While disputed by some, generally, the belief is that climate change is intensifying global natural disasters, with more frequent and more severe events expected to occur in the future. As a result, the World Bank has, in recent times, worked with numerous global and regional organisations to develop initiatives that improve the resilience of cities and countries against the impacts of extreme weather and climate-related events.

Its latest initiative, in collaboration with the Global Covenant of Mayors for Climate & Energy, includes an investment of $4.5 billion to ensure 150 cities have the funds to develop and implement initiatives to increase both the sustainability and resilience of cities in their fight against climate change.

“Cities are preparing today for the risks of climate change by increasing their resiliency and sustainability – and the World Bank’s financing will help them do more of this work,” said Bloomberg.

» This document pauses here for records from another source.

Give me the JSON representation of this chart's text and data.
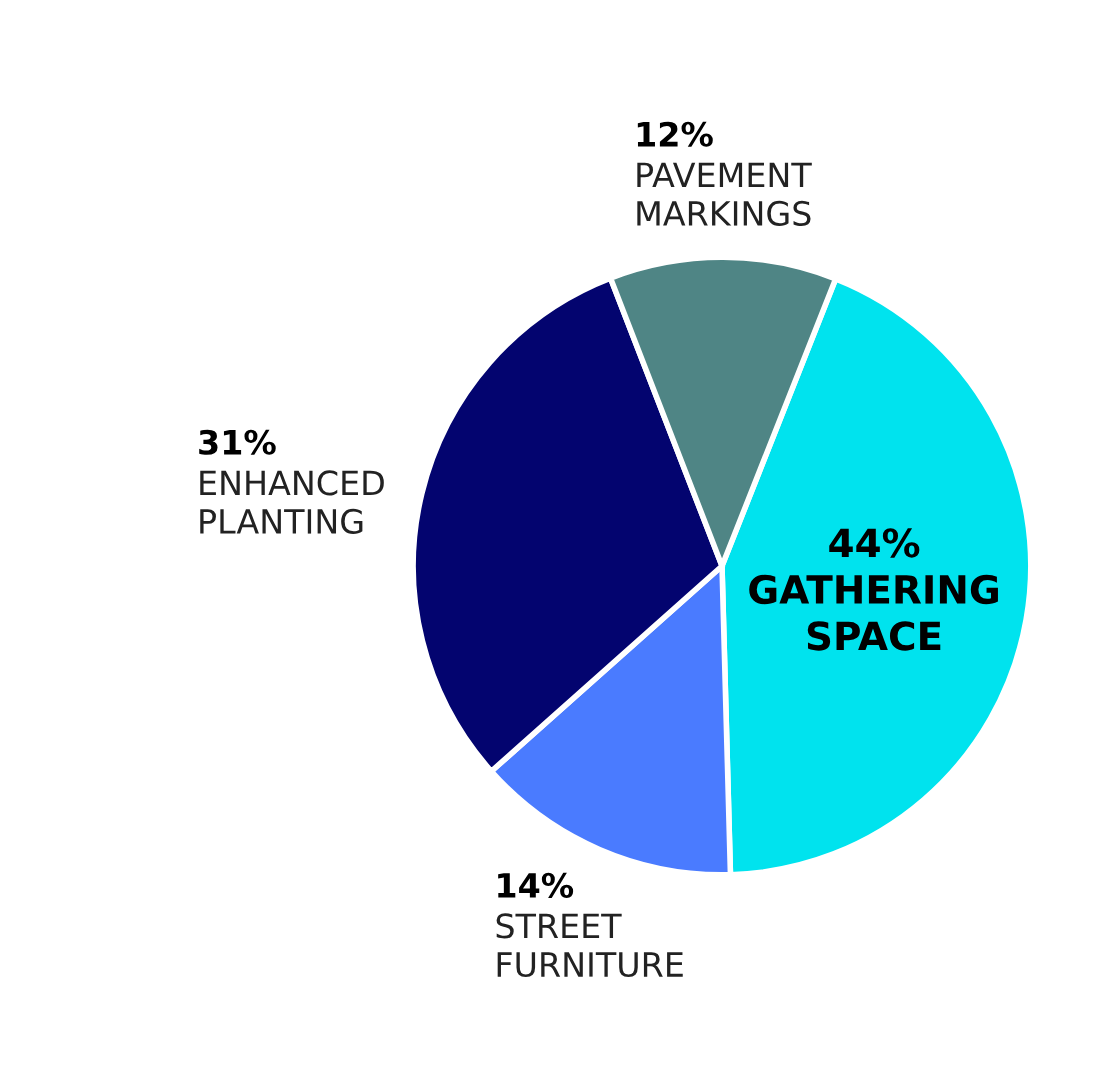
{
  "chart_data": {
    "type": "pie",
    "categories": [
      "GATHERING\nSPACE",
      "STREET\nFURNITURE",
      "ENHANCED\nPLANTING",
      "PAVEMENT\nMARKINGS"
    ],
    "values": [
      44,
      14,
      31,
      12
    ],
    "value_labels": [
      "44%",
      "14%",
      "31%",
      "12%"
    ],
    "colors": [
      "#00e3ee",
      "#4a7bff",
      "#03046f",
      "#4f8585"
    ],
    "legend": false
  }
}
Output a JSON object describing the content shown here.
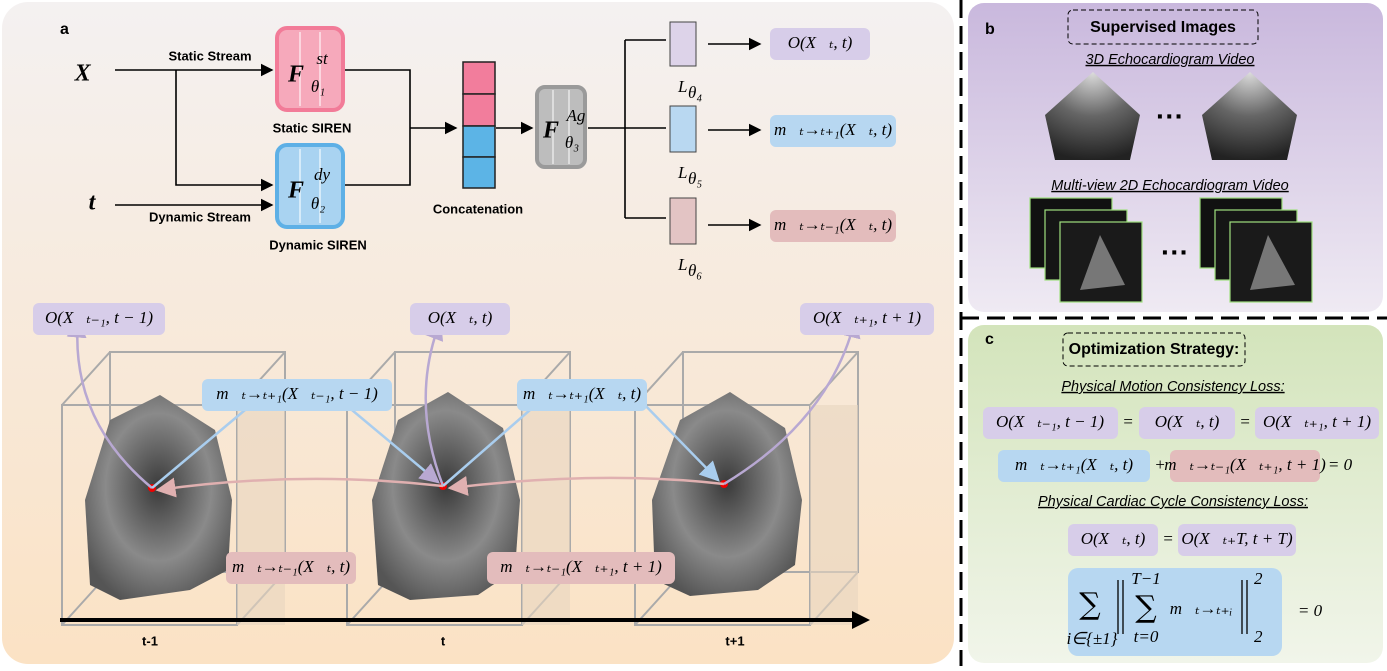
{
  "panel_a": {
    "label": "a",
    "inputs": {
      "x": "X⃗",
      "t": "t"
    },
    "streams": {
      "static": "Static Stream",
      "dynamic": "Dynamic Stream"
    },
    "static_net": {
      "base": "F",
      "sup": "st",
      "sub": "θ₁",
      "caption": "Static SIREN"
    },
    "dynamic_net": {
      "base": "F",
      "sup": "dy",
      "sub": "θ₂",
      "caption": "Dynamic SIREN"
    },
    "concat": "Concatenation",
    "aggregator": {
      "base": "F",
      "sup": "Ag",
      "sub": "θ₃"
    },
    "heads": [
      {
        "base": "L",
        "sub": "θ₄",
        "output": "O(X⃗ₜ, t)"
      },
      {
        "base": "L",
        "sub": "θ₅",
        "output": "m⃗ₜ→ₜ₊₁(X⃗ₜ, t)"
      },
      {
        "base": "L",
        "sub": "θ₆",
        "output": "m⃗ₜ→ₜ₋₁(X⃗ₜ, t)"
      }
    ],
    "occupancy": [
      "O(X⃗ₜ₋₁, t − 1)",
      "O(X⃗ₜ, t)",
      "O(X⃗ₜ₊₁, t + 1)"
    ],
    "forward_motion": [
      "m⃗ₜ→ₜ₊₁(X⃗ₜ₋₁, t − 1)",
      "m⃗ₜ→ₜ₊₁(X⃗ₜ, t)"
    ],
    "backward_motion": [
      "m⃗ₜ→ₜ₋₁(X⃗ₜ, t)",
      "m⃗ₜ→ₜ₋₁(X⃗ₜ₊₁, t + 1)"
    ],
    "time_labels": [
      "t-1",
      "t",
      "t+1"
    ]
  },
  "panel_b": {
    "label": "b",
    "title": "Supervised Images",
    "video_3d": "3D Echocardiogram Video",
    "ellipsis_3d": "···",
    "video_2d": "Multi-view 2D Echocardiogram Video",
    "ellipsis_2d": "···"
  },
  "panel_c": {
    "label": "c",
    "title": "Optimization Strategy:",
    "motion_loss": "Physical Motion Consistency Loss:",
    "eq1": {
      "terms": [
        "O(X⃗ₜ₋₁, t − 1)",
        "O(X⃗ₜ, t)",
        "O(X⃗ₜ₊₁, t + 1)"
      ],
      "ops": [
        "=",
        "="
      ]
    },
    "eq2": {
      "terms": [
        "m⃗ₜ→ₜ₊₁(X⃗ₜ, t)",
        "m⃗ₜ→ₜ₋₁(X⃗ₜ₊₁, t + 1)"
      ],
      "ops": [
        "+",
        "= 0"
      ]
    },
    "cycle_loss": "Physical Cardiac Cycle Consistency Loss:",
    "eq3": {
      "terms": [
        "O(X⃗ₜ, t)",
        "O(X⃗ₜ₊T, t + T)"
      ],
      "ops": [
        "="
      ]
    },
    "eq4": {
      "outer_sum": "∑",
      "outer_index": "i∈{±1}",
      "inner_sum": "∑",
      "inner_upper": "T−1",
      "inner_lower": "t=0",
      "term": "m⃗ₜ→ₜ₊ᵢ",
      "norm_sub": "2",
      "norm_sup": "2",
      "result": "= 0"
    }
  }
}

Jim Yong Kim, President of the World Bank Group, added; “As the force of natural disasters intensifies, we need to better plan and build more resilient cities. We are proud to partner with the Global Covenant of Mayors to do just that. With the World Bank’s investment of $4.5 billion in cities, we can support local leaders to protect people from the impacts of climate change.”

The new partnership is designed to help countries leverage the private sector to establish public-private sector partnerships that bring in investments, as well as assist with the designing and implementation of credit enhancement mechanisms to enable commercial financing.

The $4.5 billion of lending will take place over the next three years, and will utilise resources from the International Finance Corporation (IFC) and the Multilateral Investment Guarantee Agency (MIGA) to provide both financial and technical assistance.

Furthermore, the partnership will be open to all types of investors, including institutional investors, private investors, and local commercial banks, explains the World Bank.

Speaking to Artemis, Niels Holm-Nielsen, Global Lead, Disaster Risk Management, The World Bank, discussed the organisations focus on improving resilience with the use of risk transfer, as well as the initial aims of the CRP.

“The World Bank is a leading global development actor on issues of disaster risk financing and insurance, and is currently working with national and subnational governments to support them in their access to and use of risk transfer instruments as part of improving their resilience.

“However, it typically requires well-functioning fiscal decentralization for it to make sense for a city to hedge disaster risk, which means that the number of cities currently prioritizing these kinds of solutions for their resilience challenges in World Bank client countries is limited. This is also why the City Resilience Program initially focuses on planning, risk reduction investments, and municipal governance and finance,” said Holm-Nielsen.

The World Bank’s efforts to help cities become more climate resilient will in time result in more use of risk transfer, including instruments from the ILS and catastrophe bond space.

As noted by Holm-Nielsen, The World Bank has supported a number of initiatives in recent times that see the global risk transfer industry, and specifically the insurance-linked securities (ILS) space, provide places vulnerable to the impacts of natural disasters and climate change with much-needed protection.

In 2018, the World Bank and the Pacific Alliance trade bloc in Latin America have agreed to issue a catastrophe bond transaction to protect against natural catastrophe events, and this kind of solution could also be used by cities to address their climate change threats.

Another example can be seen with the World Bank’s $360 million Mexico cat bond transaction, the IBRD / FONDEN 2017 deal, which provided the region with protection against Mexico earthquake and named storm risks.

For ILS investors, the new partnership represents an opportunity to enter new and potentially diversifying markets, in terms of peril and geographical location, while also providing cities with the financial support they need to tackle the ever-changing risk landscape and the growing threat of climate change.